It's National Cookie Day! That means it must be the perfect day to whip of a batch or two of delightful cookies. Perhaps, you like
Russian Tea Cakes or
Scottish Shortbread, two of my favorite Christmas cookies. Or maybe you'd like something a little bit spicier, such as this recipe for
gingerbread cookies from the Grand Floridian. While your gingerbread display may not be as grand as the ones found in previous years throughout the resorts, at least it will be delicious.
Gingerbread Cookies
Makes approximately 3 dozen
- 1 cup butter, softened
- 2 1/2 cups confectioners' sugar, sifted
- 2 eggs
- 3 2/3 cup all-purpose flour
- 2 1/2 tsp ground cinnamon
- 2 1/4 tsp ground coriander
- 2 tsp ground star anise
- 1 tsp ground fennel
- 1 tsp ground ginger
- 1 tsp ground clove
- 1/4 tsp ground mace
- 1 1/4 tsp baking powder
- 1/2 tsp salt
Combine butter and sugar in bowl of electric mixer and beat until smooth. Beat in eggs. Sift together flour, spices, baking powder and salt. With mixer on low, slowly add dry ingredients and mix until dough holds together. Remove from bowl and divide in two. Wrap each half in plastic wrap and refrigerate until firm, 2 to 4 hours.

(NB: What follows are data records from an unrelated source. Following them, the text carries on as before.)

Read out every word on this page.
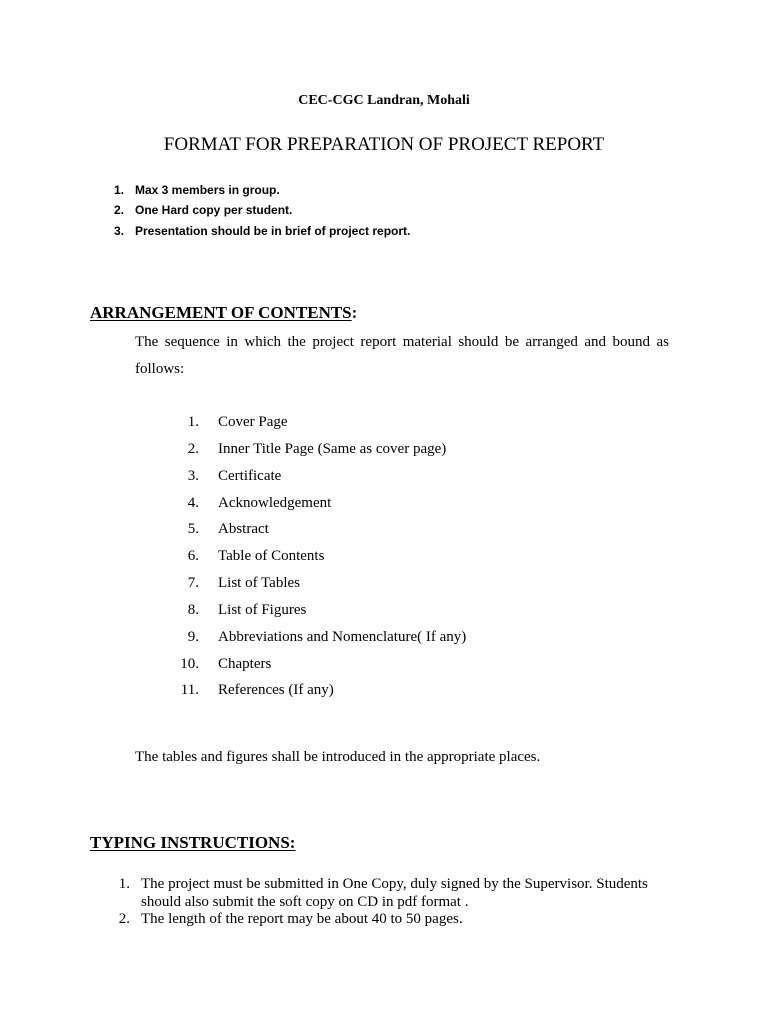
CEC-CGC Landran, Mohali
FORMAT FOR PREPARATION OF PROJECT REPORT
1. Max 3 members in group.
2. One Hard copy per student.
3. Presentation should be in brief of project report.
ARRANGEMENT OF CONTENTS:

The sequence in which the project report material should be arranged and bound as follows:

1. Cover Page
2. Inner Title Page (Same as cover page)
3. Certificate
4. Acknowledgement
5. Abstract
6. Table of Contents
7. List of Tables
8. List of Figures
9. Abbreviations and Nomenclature( If any)
10. Chapters
11. References (If any)

The tables and figures shall be introduced in the appropriate places.

TYPING INSTRUCTIONS:
1. The project must be submitted in One Copy, duly signed by the Supervisor. Students should also submit the soft copy on CD in pdf format .
2. The length of the report may be about 40 to 50 pages.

Preheat oven to 350°. Line two baking sheets with parchment paper. Remove one half of dough and allow it to sit at room temperature for 10 minutes, until pliable. Place on a lightly floured surface and roll to 1/8 inch thick, flooring the surface and rolling pin as needed.
Dip cutters in flour before cutting out cookies. Transfer to baking sheet at least 1 inch apart. Bake until firm and edges begin to brown, 10 to 14 minutes. Allow to cool slightly on cookie sheet, then transfer to a rack to cool completely. Repeat with remaining dough.